Ben ona görev bittikten sonra of lamayı gösterecektim.

"Yeni bitti işte bir time yardım amaçlı çıktık yola " dediğinde şüphe ile sesini dinledim.

"Anladın operasyonun detaylarını sormayacağım ama yaralı yok değil mi" 

"Hamd olsun yaralımız yok bugün senin yokluğunda bir antrenman yapalım dedik "

"Gözlerim doluyor Ediz sen ben söylemeden yataktan kalkmıyorsun nasıl antrenman yaptıracağım time diyorsun vay canına yokluğumda neler oluyor" diyerek işi biraz dalgaya aldım.

Bunu Ediz de fark etmiş olacak ki gülüyordu.

"Senin yokluğunda neler olmadı ki Gökçe" deyince koltukta dikleştim.

Yine başına iş mi açtı bu çocuk ya. Bensiz hareket edemeyecek miydi.

"Ne oldu sakına başıma bir iş açtım deme " diyerek ofladım. Ne kadar işimiz ciddi bir iş olsa da iş bittikten sonra tamamen o ciddiyetten ayrılıp o şakacı sakar ve bela çeken bir mıknatıs oluyordu.

Zaten genelde beraber olduğumuz da beraber yanıyorduk ya hadi buraları atlayalım.

"Yok ya sadece bizim çaylak aşık oldu önemsiz bir konu"  dediğinde ilk algılayamadım. Ne dediği sonradan aklıma gelince bağırmam kaçınılmaz olmuştu.

"Sakin ol komşular yanlış anlayacaklar " 

"Salak mısın en fazla ne anlayacaklar kadın cinnet geçiriyor ve kocasını ve abisini öldürüyor mutlu son" dediğimde güldü.

"Sen anlamazsın sus bakalım küçük"

"Tamam kim bakalım o şanslı kız "  

"Yemyeşil gözlü çimen gözlüm komutanım görseydiniz siz de keşke" diyen Yiğit ile gülümsedim. 

"Ya komutanım bıraksanız da ben komutanım ile iki konuşsam hem konu benim dimi ama "

"Oğlum versene lan telefonu adamı deli etme - iyi ki bir telefonunuz var komutanım size de günaydın komutanım" deyip telefonu bıraktı.
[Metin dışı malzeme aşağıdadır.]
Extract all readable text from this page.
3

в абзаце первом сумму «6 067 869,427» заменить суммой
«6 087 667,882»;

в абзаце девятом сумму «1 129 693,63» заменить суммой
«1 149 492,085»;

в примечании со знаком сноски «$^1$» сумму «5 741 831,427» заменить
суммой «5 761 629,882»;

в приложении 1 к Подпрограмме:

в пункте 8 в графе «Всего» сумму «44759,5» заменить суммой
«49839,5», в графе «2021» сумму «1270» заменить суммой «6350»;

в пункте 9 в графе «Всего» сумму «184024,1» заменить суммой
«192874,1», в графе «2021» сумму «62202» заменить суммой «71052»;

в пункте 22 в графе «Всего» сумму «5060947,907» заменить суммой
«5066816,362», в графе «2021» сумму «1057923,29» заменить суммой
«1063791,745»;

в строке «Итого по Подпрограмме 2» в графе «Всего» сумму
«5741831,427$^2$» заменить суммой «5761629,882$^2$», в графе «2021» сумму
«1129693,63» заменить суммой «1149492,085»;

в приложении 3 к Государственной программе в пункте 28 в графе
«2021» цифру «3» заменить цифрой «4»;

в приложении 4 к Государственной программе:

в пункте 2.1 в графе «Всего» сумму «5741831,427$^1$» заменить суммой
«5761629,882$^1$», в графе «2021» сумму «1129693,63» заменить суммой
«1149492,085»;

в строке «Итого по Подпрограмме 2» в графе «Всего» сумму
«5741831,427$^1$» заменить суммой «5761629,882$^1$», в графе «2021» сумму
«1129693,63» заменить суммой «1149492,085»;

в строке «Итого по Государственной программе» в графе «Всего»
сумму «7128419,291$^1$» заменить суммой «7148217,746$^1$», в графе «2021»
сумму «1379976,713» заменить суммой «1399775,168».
Arkadan bir askerin sesi geldiğinde " Ben seni sonra ararım güzelim kendine iyi bak " deyip bana söz hakkı tanımadan telefonu suratıma kapattı.

Deli çocuk ya. Telefonu yatağa atıp kanepeden kalktığımda salonun girişin de duran Hazarı fark ettim.

"Asıl deli sensin Hazar niye içeriye girmiyorsun"

"Yeni geldim zaten kiminle konuşuyordun" 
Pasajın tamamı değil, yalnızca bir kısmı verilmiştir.